SLAM with Multimodal Sensor Integration in Autonomous Robotics: A Case Study Using RPLIDAR, Monocular Camera, IMU and Encoder
摘要
Autonomous Mobile Robots (AMRs) need accurate maps to make informed decisions and navigate in real-time. The Simultaneous Localization and Mapping (SLAM) technique allows robots to build maps while moving. However, SLAM can be challenging to use in complex or dynamic environments. This paper presents an autonomous mobile robot called Scramble, which uses multimodal SLAM based on the fusion of data from an RGB camera, an integrated RPLIDAR with odometry data obtained by two encoders attached to the robot’s front wheels, and an IMU (inertial measurement unit) positioned at its center of mass. How can the accuracy of mapping, navigation, and obstacle detection of autonomous mobile robots using data fusion be improved? In this paper, we show that the fusion of visual data with depth and odometry data collected by IMU and encoders significantly improves autonomous mobile robots’ mapping, navigation, and obstacle detection accuracy.
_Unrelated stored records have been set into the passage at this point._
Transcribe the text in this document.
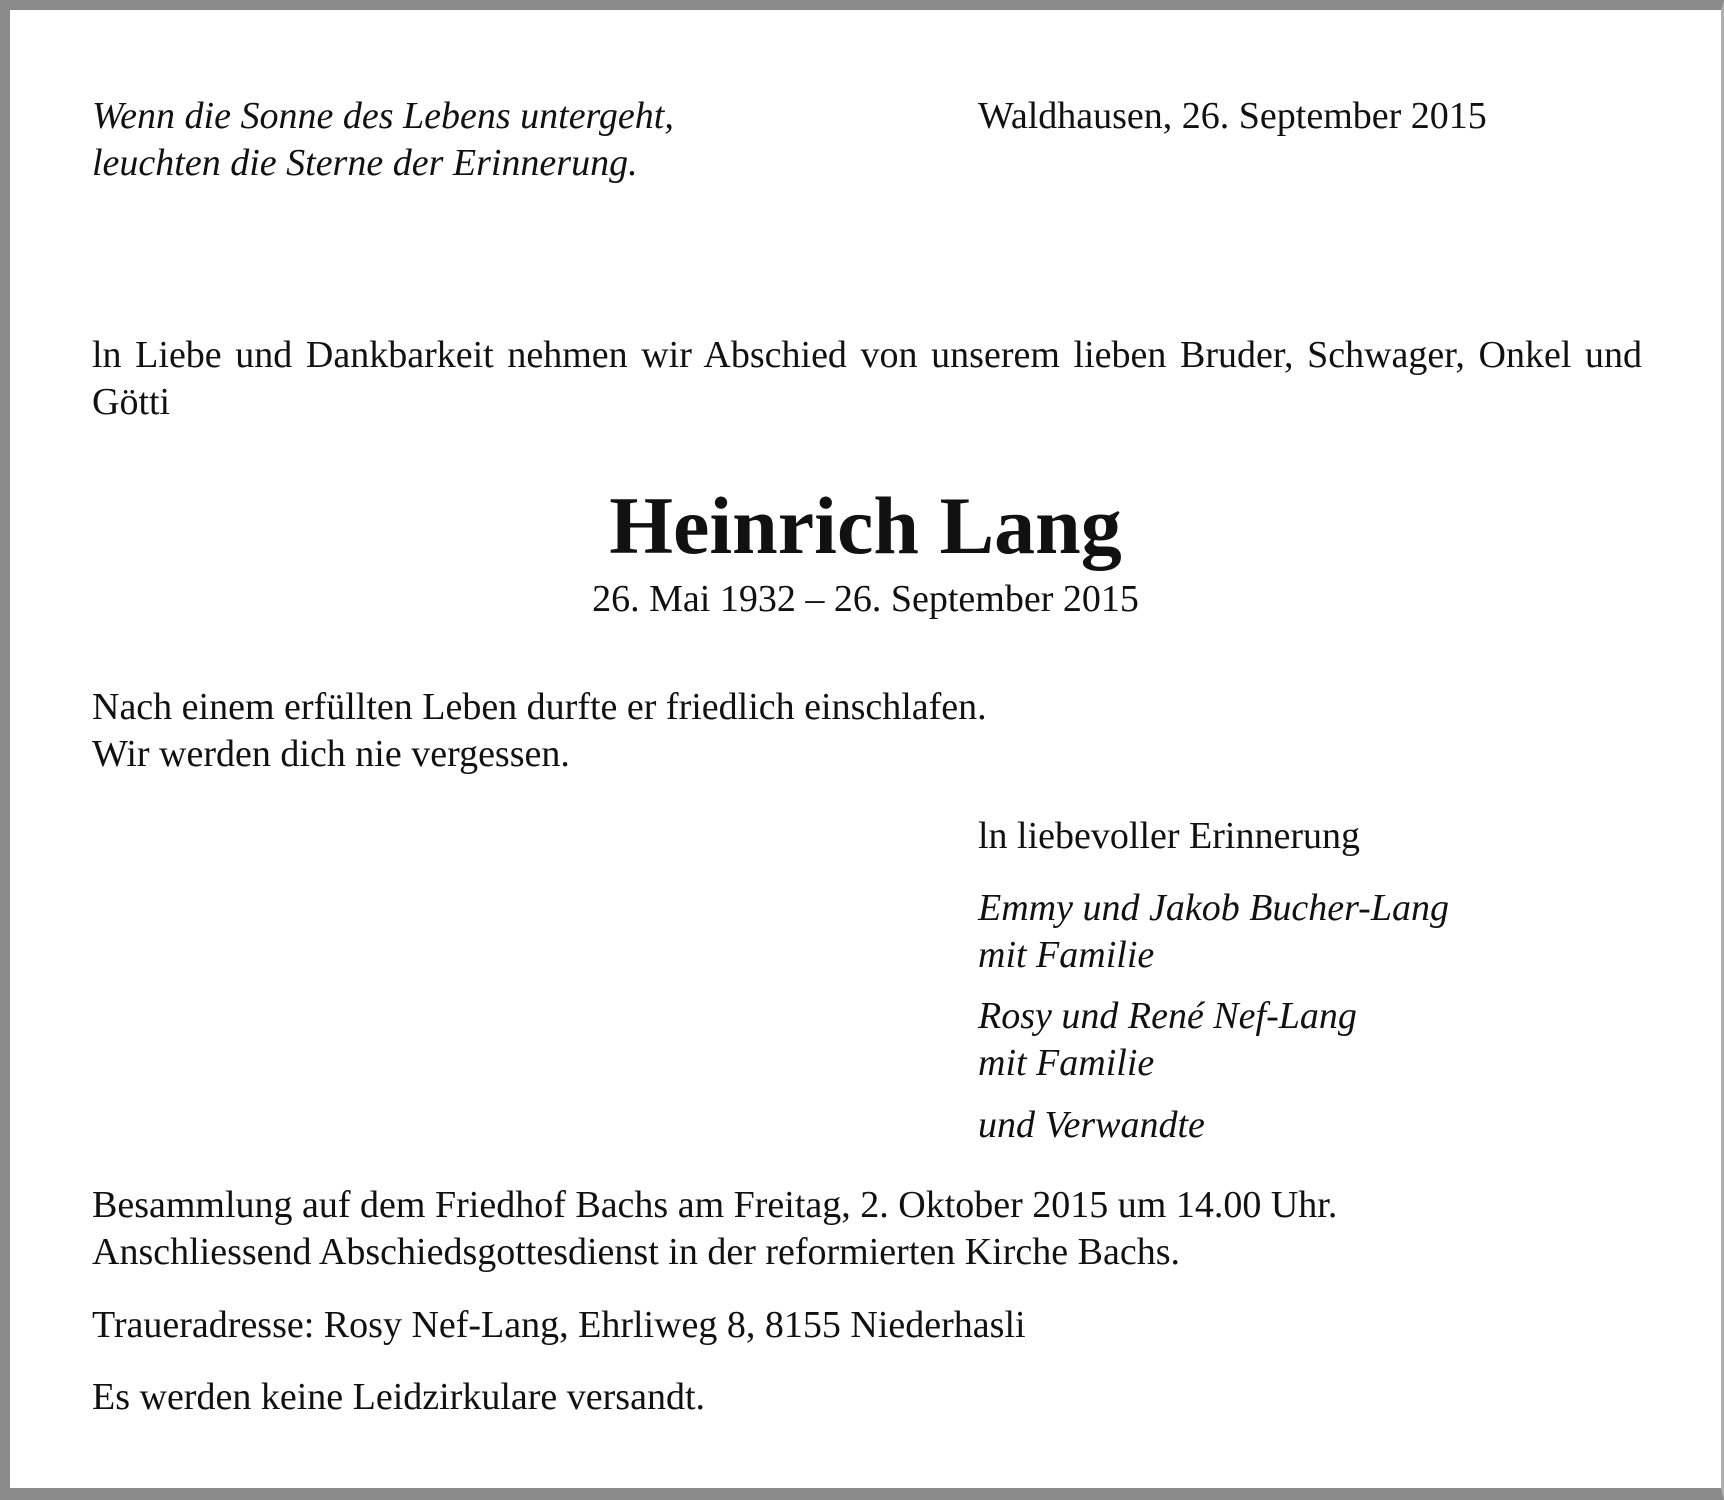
Wenn die Sonne des Lebens untergeht,
leuchten die Sterne der Erinnerung.

Waldhausen, 26. September 2015

ln Liebe und Dankbarkeit nehmen wir Abschied von unserem lieben Bruder, Schwager, Onkel und Götti

Heinrich Lang

26. Mai 1932 – 26. September 2015

Nach einem erfüllten Leben durfte er friedlich einschlafen.
Wir werden dich nie vergessen.

ln liebevoller Erinnerung

Emmy und Jakob Bucher-Lang
mit Familie

Rosy und René Nef-Lang
mit Familie

und Verwandte

Besammlung auf dem Friedhof Bachs am Freitag, 2. Oktober 2015 um 14.00 Uhr.
Anschliessend Abschiedsgottesdienst in der reformierten Kirche Bachs.

Traueradresse: Rosy Nef-Lang, Ehrliweg 8, 8155 Niederhasli

Es werden keine Leidzirkulare versandt.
This study contributes to the advancement of autonomous robot navigation by introducing a data fusion-based approach to SLAM. Autonomous mobile robots are used in various applications, such as package delivery, medicine, healthcare, sports, ergonomics, industry, goods distribution, service robotics, cleaning, and inspection. Developing more robust and accurate SLAM algorithms is crucial for using these robots in challenging environments.